In the mean-time I've also been trying to understand the adaboost machine learning process for some time, and had another look at that. First I tried writing my own detector/learning algorithm using simple LBP codes. Each feature test is a bitmap of LBP codes which are present at a given location. Training is very fast as many iterations can be executed quickly, but I just haven't been able to get a satisfactory result - it kind of works, but just isn't good enough to be useful. I'm also trying to create a detector which would suit GPU execution, as each test is a simple lookup of a pre-calculated LBP table. I think it can probably be done, but it would help if I understood adaboost. Last week I also looked at average of synthetic exact filters as well (it's used in pyvision, although that isn't where I heard of it first), but like most FFT based algorithms although it is neat and academically interesting, in practical use it has some issues.
So I thought i'd try opencv_traincascade instead and generate a MP-LBP detector. I ran many different options, but it was hard to tell if it had gone into a loop or was just taking a long time. But in the end I just couldn't get it to create a deep enough cascade - it kept hitting "Required leaf false alarm rate achieved", so I gave up. Oh opencv_traincascade loads every negative image EVERY time, so once I made it cache all the images in ram instead (a miniscule 100mb or so) I sped it up a good 10x. Still, not much use if it doesn't work. Frustrating at best. I kind of got a result out of it with a depth 10 cascade (mostly of 2 tests each), but it's not much better than my own attempt and it shows there is a bit more magic involved than i'd hoped (I also have a feeling that as MB-LBP features are so descriptive, it's causing problems with the training process). I'm using the data for the eye detector in opencv (the url is in the eye cascade).
So whilst that was running I neatened up the detector code I had, converted a couple more cascades to the simple text format I use in socles, and started on an android application to use it. I wrote a trivial XML loader using JAXB to load in the cascades from OpenCV - I gotta say, when it works JAXB almost makes XML tolerable.
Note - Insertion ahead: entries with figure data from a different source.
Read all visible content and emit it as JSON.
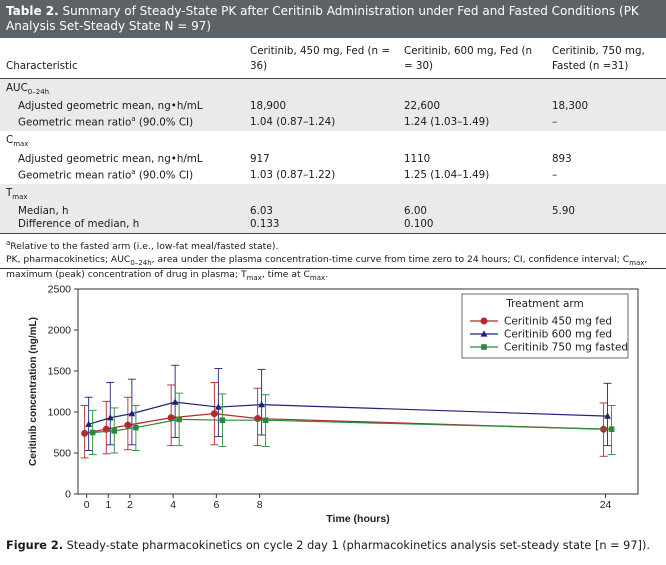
{
  "table": {
    "title_label": "Table 2.",
    "title_text": "Summary of Steady-State PK after Ceritinib Administration under Fed and Fasted Conditions (PK Analysis Set-Steady State N = 97)",
    "headers": [
      "Characteristic",
      "Ceritinib, 450 mg, Fed (n = 36)",
      "Ceritinib, 600 mg, Fed (n = 30)",
      "Ceritinib, 750 mg, Fasted (n =31)"
    ],
    "groups": [
      {
        "name": "AUC",
        "name_sub": "0–24h",
        "rows": [
          {
            "label": "Adjusted geometric mean, ng•h/mL",
            "sup": "",
            "values": [
              "18,900",
              "22,600",
              "18,300"
            ]
          },
          {
            "label": "Geometric mean ratio",
            "sup": "a",
            "label_tail": " (90.0% CI)",
            "values": [
              "1.04 (0.87–1.24)",
              "1.24 (1.03–1.49)",
              "–"
            ]
          }
        ]
      },
      {
        "name": "C",
        "name_sub": "max",
        "rows": [
          {
            "label": "Adjusted geometric mean, ng•h/mL",
            "sup": "",
            "values": [
              "917",
              "1110",
              "893"
            ]
          },
          {
            "label": "Geometric mean ratio",
            "sup": "a",
            "label_tail": " (90.0% CI)",
            "values": [
              "1.03 (0.87–1.22)",
              "1.25 (1.04–1.49)",
              "–"
            ]
          }
        ]
      },
      {
        "name": "T",
        "name_sub": "max",
        "rows": [
          {
            "label": "Median, h",
            "sup": "",
            "values": [
              "6.03",
              "6.00",
              "5.90"
            ]
          },
          {
            "label": "Difference of median, h",
            "sup": "",
            "values": [
              "0.133",
              "0.100",
              ""
            ]
          }
        ]
      }
    ],
    "footnote_a": "Relative to the fasted arm (i.e., low-fat meal/fasted state).",
    "footnote_b_1": "PK, pharmacokinetics; AUC",
    "footnote_b_sub1": "0–24h",
    "footnote_b_2": ", area under the plasma concentration-time curve from time zero to 24 hours; CI, confidence interval; C",
    "footnote_b_sub2": "max",
    "footnote_b_3": ", maximum (peak) concentration of drug in plasma; T",
    "footnote_b_sub3": "max",
    "footnote_b_4": ", time at C",
    "footnote_b_sub4": "max",
    "footnote_b_5": "."
  },
  "chart_data": {
    "type": "line",
    "xlabel": "Time (hours)",
    "ylabel": "Ceritinib concentration (ng/mL)",
    "xlim": [
      -0.4,
      25.5
    ],
    "ylim": [
      0,
      2500
    ],
    "xticks": [
      0,
      1,
      2,
      4,
      6,
      8,
      24
    ],
    "yticks": [
      0,
      500,
      1000,
      1500,
      2000,
      2500
    ],
    "legend_title": "Treatment arm",
    "legend_position": "top-right",
    "grid": false,
    "series": [
      {
        "name": "Ceritinib 450 mg fed",
        "color": "#b5282e",
        "marker": "circle",
        "x": [
          0,
          1,
          2,
          4,
          6,
          8,
          24
        ],
        "y": [
          740,
          790,
          840,
          930,
          980,
          920,
          790
        ],
        "upper": [
          1080,
          1130,
          1180,
          1330,
          1360,
          1290,
          1110
        ],
        "lower": [
          440,
          490,
          540,
          590,
          600,
          590,
          460
        ]
      },
      {
        "name": "Ceritinib 600 mg fed",
        "color": "#1c2478",
        "marker": "triangle",
        "x": [
          0,
          1,
          2,
          4,
          6,
          8,
          24
        ],
        "y": [
          850,
          930,
          980,
          1120,
          1060,
          1090,
          950
        ],
        "upper": [
          1180,
          1360,
          1400,
          1570,
          1530,
          1520,
          1350
        ],
        "lower": [
          530,
          600,
          600,
          690,
          700,
          720,
          590
        ]
      },
      {
        "name": "Ceritinib 750 mg fasted",
        "color": "#2a8a3a",
        "marker": "square",
        "x": [
          0,
          1,
          2,
          4,
          6,
          8,
          24
        ],
        "y": [
          750,
          770,
          810,
          910,
          900,
          900,
          790
        ],
        "upper": [
          1020,
          1050,
          1080,
          1230,
          1220,
          1210,
          1080
        ],
        "lower": [
          480,
          500,
          530,
          590,
          580,
          580,
          480
        ]
      }
    ]
  },
  "figure": {
    "caption_label": "Figure 2.",
    "caption_text": "Steady-state pharmacokinetics on cycle 2 day 1 (pharmacokinetics analysis set-steady state [n = 97])."
  }
}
I also noticed my custom text-format loader was pretty slow on android too, turns out creating a String from a byte array using the default (UTF8?) charset is slow as shit - forcing US-ASCII sped it up about 3x (or more, a good few seconds to barely noticeable now), although I should really just use a binary format anyway.
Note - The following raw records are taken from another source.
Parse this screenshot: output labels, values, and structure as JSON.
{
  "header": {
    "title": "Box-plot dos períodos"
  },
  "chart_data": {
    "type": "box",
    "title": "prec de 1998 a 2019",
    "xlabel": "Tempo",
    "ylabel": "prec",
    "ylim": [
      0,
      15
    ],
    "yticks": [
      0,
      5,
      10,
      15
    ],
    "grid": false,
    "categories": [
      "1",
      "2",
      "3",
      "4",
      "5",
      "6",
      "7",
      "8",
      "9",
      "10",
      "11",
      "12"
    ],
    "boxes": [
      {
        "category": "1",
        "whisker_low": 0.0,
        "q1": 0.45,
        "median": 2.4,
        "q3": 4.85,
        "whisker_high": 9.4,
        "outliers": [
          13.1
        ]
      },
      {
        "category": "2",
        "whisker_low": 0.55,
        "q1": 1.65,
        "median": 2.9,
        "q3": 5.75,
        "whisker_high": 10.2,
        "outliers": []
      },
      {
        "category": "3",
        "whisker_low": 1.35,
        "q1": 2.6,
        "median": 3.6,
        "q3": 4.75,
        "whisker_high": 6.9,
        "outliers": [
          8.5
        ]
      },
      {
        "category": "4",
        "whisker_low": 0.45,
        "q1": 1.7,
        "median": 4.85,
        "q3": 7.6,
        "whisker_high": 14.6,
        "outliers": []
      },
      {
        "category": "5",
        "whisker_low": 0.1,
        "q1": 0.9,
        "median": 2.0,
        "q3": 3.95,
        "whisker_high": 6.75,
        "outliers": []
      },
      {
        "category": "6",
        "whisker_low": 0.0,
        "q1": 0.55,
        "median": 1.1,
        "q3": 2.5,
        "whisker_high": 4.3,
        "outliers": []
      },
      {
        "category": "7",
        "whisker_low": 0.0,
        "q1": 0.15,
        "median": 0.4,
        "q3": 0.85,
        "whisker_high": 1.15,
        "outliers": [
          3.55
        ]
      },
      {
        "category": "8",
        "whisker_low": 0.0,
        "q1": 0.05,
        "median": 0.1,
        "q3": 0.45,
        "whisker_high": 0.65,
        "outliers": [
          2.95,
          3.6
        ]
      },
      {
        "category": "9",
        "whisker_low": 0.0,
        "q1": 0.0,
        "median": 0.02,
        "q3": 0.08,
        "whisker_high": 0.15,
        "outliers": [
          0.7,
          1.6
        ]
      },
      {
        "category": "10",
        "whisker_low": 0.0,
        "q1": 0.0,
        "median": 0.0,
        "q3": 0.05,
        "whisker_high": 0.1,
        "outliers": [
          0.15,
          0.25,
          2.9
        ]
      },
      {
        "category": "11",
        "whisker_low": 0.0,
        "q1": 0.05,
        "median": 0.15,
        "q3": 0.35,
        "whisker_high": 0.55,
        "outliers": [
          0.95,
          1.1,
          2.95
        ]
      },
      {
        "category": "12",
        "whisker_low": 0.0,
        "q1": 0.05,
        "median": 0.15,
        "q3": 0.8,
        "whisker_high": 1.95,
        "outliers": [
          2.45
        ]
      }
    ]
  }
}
Performance at base is on par with the OpenCV code, however when I use a smaller camera preview image the performance increases dramatically as you'd expect (with OpenCV it only made a minor difference for some reason). Together with some muli-threading, I can get face detection running about 10fps on a 640x480 image even with the haar cascade (MB-LBP is about twice as fast as that, but just isn't as solid). And interactively it looks a bit better as the video preview is rendered asynchronously to the processing (that the detection regions lag isn't important in my application). This is using plain old java, so i'm not sure what some jni would accomplish.
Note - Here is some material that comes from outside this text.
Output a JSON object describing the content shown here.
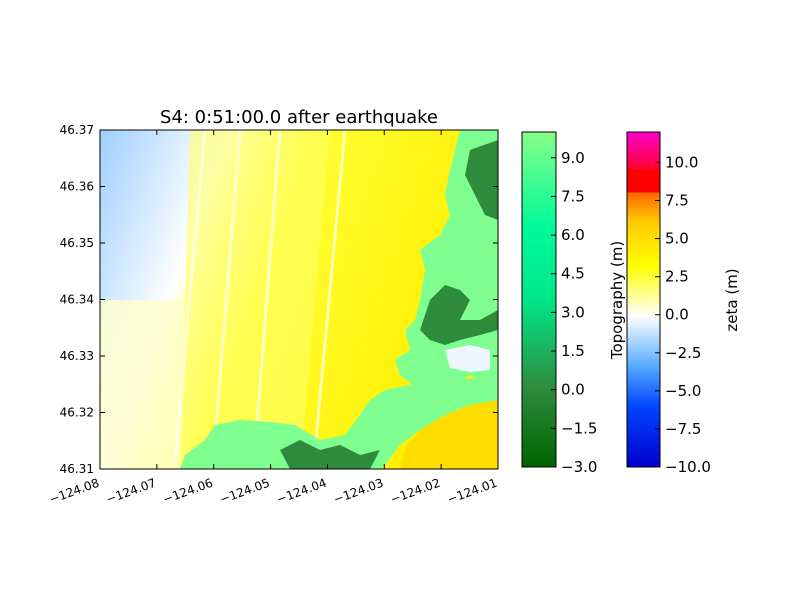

Although i'm using summed area tables the implementations are scaling the images rather than using the tables to do the averaging (it's meant to be a big part of using them ...). Fortunately summed area tables are pretty cheap and simple to generate on a CPU but the scaling can be expensive once you get below 1/2 (nearest neighbour isn't good enough). So i'm using a simple mip-map with bi-linear interpolation for the scaling. With plain Java that's a one-off 8ms per frame for the mipmap load, and then a total of 14ms for the scale + SAT generation for all scales. 20% of the time for a haar cascade is a bit steep, but short of using the GPU or JNI is unavoidable.
Update: Today I converted the code to C and hooked it up using JNI. It still does a redundant copy or two, but this sped everything up by 2-4x. And that is over the Java which I sped up a bit more than yesterday by pre-calculating the SAT table offsets for each feature as OpenCV does. The detection itself is around 30-40ms per 640x480 frame on the tablet (searching scale factor 1.2, minimum size 64x64, maximum 320x320, search step size 2, using the frontalface_alt haar cascade - the minimum size has the biggest impact on performance as smaller windows mean many more probes).
Bit over it all now ... but I suppose I will eventually try this method with socles since it should be a big improvement for cache coherency - which I think is what is dogging the current implementation. And now I know why I couldn't get it to work last time i tried.